Dans le secteur de l’habillement, communiquer l’esprit d’une collection, transmettre aux employés de magasins le récit du dernier drop ou rédiger les notes d’un défilé relèvent d’une certaine routine. Car dans cette industrie créative qu’est la mode, le sens des produits est déterminant dans l’acte d’achat et c’est pourquoi, pour vendre de la mode, il faut avant tout la raconter. Mais comment s’assurer d’être parfaitement compris de tous ? Comment anticiper la réception d’une collection par les consommateurs ? Ces questions rejoignent le travail de Benjamin Simmenauer. Professeur à l’IFM et agrégé de philosophie, il effectue actuellement une thèse intitulée « Le(s) Sens de la Mode ».

Menée à l’Université de Lorraine, sous la direction du philosophe français Roger Pouivet, la thèse de Benjamin Simmenauer relève de la philosophie appliquée et n’a pas pour objectif premier une application commerciale. Toutefois, ses recherches visent à donner aux lecteurs et professionnels du secteur des outils plus fins et plus prédictifs de ce que les individus comprennent d’une collection ou d’une tenue ; outils qui pourraient s’avérer particulièrement pertinents dans une époque aussi riche d’incertitudes et de renouveaux. Un an après le début de son travail de thèse, Benjamin Simmenauer a accepté de nous en dire plus.

Comprendre les principes sémantiques qui guident nos interprétations des tenues vestimentaires

La mode comme langage. Ce postulat s’insère dans nombre d’articles de mode ou papiers scientifiques attachés aux Fashion Studies. Ils s’accompagnent généralement de citations issues du « Système de la Mode », célèbre essai écrit par le sémiologue français Roland Barthes en 1967. L’idée de l’auteur était d’appliquer les outils linguistiques de Ferdinand de Saussure (notamment la distinction du signifié et du signifiant) à d’autres formes d’expressions, comme celle de la mode. « Mais cette approche est techniquement obsolète et les analyses de Barthes concernent les écrits au sujet de la mode (presse et littérature de mode), ils ne prennent pas en compte les vêtements eux-mêmes comme signes », explique Benjamin Simmenauer. De là est née la volonté du chercheur de proposer une mise à jour et des outils plus rigoureux d’analyse du langage appliqué aux vêtements eux-mêmes.
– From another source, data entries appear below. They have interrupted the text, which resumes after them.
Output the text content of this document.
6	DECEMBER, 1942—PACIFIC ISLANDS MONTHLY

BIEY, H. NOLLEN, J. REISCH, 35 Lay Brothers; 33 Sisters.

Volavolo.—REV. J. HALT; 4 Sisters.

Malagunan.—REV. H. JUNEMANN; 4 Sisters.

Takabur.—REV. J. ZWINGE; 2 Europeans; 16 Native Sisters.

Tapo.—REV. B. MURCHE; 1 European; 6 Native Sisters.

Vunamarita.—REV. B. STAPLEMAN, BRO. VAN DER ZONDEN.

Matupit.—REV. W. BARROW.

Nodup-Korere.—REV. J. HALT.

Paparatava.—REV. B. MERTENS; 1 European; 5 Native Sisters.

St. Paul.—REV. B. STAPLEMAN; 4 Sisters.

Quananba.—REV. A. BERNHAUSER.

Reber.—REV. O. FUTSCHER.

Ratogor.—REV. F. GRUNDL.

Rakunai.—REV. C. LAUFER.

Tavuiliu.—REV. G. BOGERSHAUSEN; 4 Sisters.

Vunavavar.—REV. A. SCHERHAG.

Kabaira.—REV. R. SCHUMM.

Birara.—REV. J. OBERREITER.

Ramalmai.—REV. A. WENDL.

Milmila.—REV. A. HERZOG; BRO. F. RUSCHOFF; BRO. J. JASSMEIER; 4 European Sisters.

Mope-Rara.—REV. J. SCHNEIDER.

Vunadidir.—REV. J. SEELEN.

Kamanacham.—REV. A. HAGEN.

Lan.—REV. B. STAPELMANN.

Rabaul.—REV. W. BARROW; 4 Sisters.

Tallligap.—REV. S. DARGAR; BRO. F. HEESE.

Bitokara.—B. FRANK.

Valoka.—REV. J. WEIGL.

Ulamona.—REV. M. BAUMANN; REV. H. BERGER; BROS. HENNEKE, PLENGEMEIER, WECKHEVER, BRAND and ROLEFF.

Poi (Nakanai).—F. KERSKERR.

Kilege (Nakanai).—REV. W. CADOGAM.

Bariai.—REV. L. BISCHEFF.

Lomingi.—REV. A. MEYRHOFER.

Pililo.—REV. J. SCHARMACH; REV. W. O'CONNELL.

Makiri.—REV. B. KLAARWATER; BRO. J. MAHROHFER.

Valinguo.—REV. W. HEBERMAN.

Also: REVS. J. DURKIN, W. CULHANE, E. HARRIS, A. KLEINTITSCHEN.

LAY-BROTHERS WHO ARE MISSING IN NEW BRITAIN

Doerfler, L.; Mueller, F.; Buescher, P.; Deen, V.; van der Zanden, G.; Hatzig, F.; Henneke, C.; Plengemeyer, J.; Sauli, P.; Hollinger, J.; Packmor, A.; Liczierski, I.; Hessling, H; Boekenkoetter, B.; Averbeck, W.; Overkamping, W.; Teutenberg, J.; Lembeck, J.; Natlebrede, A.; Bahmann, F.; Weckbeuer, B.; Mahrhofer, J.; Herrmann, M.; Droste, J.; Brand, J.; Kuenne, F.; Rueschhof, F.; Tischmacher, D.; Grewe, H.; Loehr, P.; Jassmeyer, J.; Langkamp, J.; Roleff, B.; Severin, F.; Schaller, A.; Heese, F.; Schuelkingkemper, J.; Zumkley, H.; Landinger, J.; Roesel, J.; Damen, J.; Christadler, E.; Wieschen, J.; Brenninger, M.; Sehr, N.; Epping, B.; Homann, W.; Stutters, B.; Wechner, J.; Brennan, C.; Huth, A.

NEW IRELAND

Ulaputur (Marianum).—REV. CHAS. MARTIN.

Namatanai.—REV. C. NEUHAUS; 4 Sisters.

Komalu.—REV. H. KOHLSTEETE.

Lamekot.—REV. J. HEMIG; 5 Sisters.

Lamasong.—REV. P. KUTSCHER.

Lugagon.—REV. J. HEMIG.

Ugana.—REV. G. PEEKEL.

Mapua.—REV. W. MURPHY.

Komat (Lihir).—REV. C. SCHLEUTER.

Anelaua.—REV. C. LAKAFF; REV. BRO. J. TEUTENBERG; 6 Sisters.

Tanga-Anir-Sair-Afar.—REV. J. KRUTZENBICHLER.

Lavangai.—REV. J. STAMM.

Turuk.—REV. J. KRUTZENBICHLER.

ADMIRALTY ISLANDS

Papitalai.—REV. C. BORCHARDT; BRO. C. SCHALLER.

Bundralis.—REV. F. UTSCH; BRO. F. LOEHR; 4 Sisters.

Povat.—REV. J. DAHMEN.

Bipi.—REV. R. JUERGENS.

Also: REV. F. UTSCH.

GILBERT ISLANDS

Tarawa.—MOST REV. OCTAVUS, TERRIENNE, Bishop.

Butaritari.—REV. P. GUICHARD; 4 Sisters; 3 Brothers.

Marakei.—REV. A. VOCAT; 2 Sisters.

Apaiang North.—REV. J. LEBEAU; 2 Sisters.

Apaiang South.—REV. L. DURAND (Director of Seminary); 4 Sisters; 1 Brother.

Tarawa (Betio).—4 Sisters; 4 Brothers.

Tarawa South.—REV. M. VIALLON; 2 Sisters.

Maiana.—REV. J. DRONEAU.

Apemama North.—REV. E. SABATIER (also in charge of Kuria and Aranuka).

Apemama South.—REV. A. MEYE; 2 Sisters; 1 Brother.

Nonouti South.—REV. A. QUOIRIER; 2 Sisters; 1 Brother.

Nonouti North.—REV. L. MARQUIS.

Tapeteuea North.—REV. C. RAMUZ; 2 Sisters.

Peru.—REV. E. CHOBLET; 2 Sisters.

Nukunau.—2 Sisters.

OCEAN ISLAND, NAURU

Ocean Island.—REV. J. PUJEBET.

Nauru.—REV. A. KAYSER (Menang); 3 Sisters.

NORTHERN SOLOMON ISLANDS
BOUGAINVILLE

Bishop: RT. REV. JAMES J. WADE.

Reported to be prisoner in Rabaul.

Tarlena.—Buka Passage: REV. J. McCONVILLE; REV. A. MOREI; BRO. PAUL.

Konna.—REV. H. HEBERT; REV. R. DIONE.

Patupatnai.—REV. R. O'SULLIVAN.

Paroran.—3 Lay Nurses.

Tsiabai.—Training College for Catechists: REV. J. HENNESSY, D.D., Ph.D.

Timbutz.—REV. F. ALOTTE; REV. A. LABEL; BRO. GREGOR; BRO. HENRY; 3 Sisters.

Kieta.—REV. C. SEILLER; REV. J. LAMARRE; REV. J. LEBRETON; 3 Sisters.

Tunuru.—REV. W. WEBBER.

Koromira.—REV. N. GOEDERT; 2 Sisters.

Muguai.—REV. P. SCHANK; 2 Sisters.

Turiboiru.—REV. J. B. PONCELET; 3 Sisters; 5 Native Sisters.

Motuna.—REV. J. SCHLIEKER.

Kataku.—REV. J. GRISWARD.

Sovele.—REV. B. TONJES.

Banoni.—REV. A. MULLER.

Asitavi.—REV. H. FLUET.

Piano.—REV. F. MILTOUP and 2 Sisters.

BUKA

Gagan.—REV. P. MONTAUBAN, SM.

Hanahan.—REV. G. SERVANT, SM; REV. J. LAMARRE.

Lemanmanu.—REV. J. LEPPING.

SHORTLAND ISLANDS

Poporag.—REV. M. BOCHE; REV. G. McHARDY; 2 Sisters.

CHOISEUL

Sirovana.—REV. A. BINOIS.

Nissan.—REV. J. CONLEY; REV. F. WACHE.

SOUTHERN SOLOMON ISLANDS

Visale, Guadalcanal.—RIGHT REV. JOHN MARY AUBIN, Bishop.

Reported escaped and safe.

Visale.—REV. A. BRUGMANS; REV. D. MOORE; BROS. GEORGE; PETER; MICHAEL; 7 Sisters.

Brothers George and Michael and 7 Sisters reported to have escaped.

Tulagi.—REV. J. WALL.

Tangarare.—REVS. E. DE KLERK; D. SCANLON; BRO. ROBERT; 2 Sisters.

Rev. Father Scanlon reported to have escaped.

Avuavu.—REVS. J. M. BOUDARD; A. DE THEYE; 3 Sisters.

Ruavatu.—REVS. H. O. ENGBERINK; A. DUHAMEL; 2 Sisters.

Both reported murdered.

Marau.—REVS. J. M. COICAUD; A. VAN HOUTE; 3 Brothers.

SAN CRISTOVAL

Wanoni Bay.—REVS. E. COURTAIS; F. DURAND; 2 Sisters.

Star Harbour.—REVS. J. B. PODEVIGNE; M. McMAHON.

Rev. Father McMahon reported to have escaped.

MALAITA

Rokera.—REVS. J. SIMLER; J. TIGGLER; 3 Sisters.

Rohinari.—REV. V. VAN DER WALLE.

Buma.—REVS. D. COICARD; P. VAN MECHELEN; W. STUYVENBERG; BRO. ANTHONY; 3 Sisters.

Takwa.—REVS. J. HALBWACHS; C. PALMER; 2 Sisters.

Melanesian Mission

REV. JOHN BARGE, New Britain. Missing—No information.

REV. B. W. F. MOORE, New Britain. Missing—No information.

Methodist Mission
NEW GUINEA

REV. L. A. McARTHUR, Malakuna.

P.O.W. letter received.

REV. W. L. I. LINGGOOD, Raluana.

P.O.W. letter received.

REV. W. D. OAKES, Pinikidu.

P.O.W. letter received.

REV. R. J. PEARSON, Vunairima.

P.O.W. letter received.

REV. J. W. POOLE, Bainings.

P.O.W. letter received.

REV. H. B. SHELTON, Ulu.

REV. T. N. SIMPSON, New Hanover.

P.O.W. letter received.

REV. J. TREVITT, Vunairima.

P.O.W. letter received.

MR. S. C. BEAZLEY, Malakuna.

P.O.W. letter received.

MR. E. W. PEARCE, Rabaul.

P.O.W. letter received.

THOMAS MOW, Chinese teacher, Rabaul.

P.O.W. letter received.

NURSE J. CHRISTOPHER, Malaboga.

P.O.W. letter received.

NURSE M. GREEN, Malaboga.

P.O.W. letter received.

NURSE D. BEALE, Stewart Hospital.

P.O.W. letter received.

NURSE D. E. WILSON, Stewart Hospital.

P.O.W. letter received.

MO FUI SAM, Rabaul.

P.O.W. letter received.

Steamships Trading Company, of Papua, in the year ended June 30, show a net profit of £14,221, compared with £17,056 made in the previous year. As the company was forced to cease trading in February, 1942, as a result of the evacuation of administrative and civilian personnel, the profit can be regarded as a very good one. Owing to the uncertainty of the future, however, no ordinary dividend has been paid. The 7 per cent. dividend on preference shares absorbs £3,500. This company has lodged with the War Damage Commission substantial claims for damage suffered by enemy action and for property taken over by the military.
Pour répondre à l’objectif explicatif de la thèse - comprendre les mécanismes sémantiques responsables des interprétations que l’on fait à propos d’une tenue - Benjamin s’inspire de recherches en sémantique formelle . « Une discipline qui cherche à traiter mathématiquement de la signification des expressions d’un langage. Cette discipline qui connaît un grand succès dans le traitement des langues naturelles depuis les années 60 s’est récemment étendue à d’autres domaines (signification de la musique, des images…) », précise-t-il. En partant de ces recherches, Benjamin s’est alors demandé si ces outils théoriques pouvaient être appliqués à la mode. Il étaie son propos d’un exemple : « peut-on prédire ce que quelqu’un va comprendre d’une tenue qu’il n’a encore jamais vue de la même manière que l’on comprend régulièrement des phrases qu’on n’a jamais entendues auparavant ? Ou est-ce que l’interprétation des tenues se fait au cas par cas ? Dans ce cas il n’y a pas de règle et donc la mode n’est pas vraiment un langage ».

Mais avant d’aller plus loin, nous demandons à Benjamin ce que signifie précisément « comprendre une tenue » ? Il donne l’exemple de Marlon Brando dans le film L’Équipée Sauvage, un film qui a donné sa célébrité au perfecto et fait de la silhouette de Brando l’archétype du look « rebelle ». Comprendre une tenue c’est inférer à partir de la façon dont quelqu’un est habillé des traits caractéristiques de son identité, sociale (par exemple le métier ou le statut), émotionnelle (l’humeur), situationnelle (l’activité à laquelle on est en train de se livrer)…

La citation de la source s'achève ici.